The Summer Book is another small, quiet family story. I keep stumbling upon these calm and quiet films lately. They are soothing. This one stars Glenn Close.
The Summer Book places us on a small, private island in the Gulf of Finland. Grandmother (Glenn Close), Father (Anders Danielsen Lie), and young Sophia (Emily Matthews) spend the summer there in a rough cabin that has been in the family for many years.
Sophia’s mother recently died and her father struggles to cope. He needs to give Sophia more attention but finds it hard. He works during the summer illustrating a book. He plants a poplar tree in honor of his wife and tends it carefully all summer long.

Sophia has her own struggles, and often finds her way into her grandmother’s bed for comfort at night. During the day she plants flowers, tends to the moss, plays in the water, and chats with her grandmother.
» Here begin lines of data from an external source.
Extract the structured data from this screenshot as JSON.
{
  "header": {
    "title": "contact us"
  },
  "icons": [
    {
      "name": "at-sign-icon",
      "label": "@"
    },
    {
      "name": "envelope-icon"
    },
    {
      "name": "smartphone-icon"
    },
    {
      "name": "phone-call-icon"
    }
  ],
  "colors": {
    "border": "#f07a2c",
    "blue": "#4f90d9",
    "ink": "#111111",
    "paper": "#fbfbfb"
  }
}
They celebrate midsummer.
One day they row to a neighboring island and see a modern house the neighbors have built there. Another time they take their motor boat to an island with an abandoned lighthouse and get stuck there overnight by a storm.
Those are the kinds of action you can expect in this softly lyrical film. Beautiful water, brilliant sunsets, swans, trees, and a black cat form the backdrop.
As Sophia is growing up, Grandmother is growing more and more frail. She coughs and struggles to breathe. Grandmother’s unspoken goal for the summer is to get Father to realize how much Sophia needs him and help him reconnect with his daughter.
The film explores life’s beginnings and endings, and the value of having love to share between those two life events. If something simple and subtle sounds good to you, The Summer Book is streaming on Prime Video.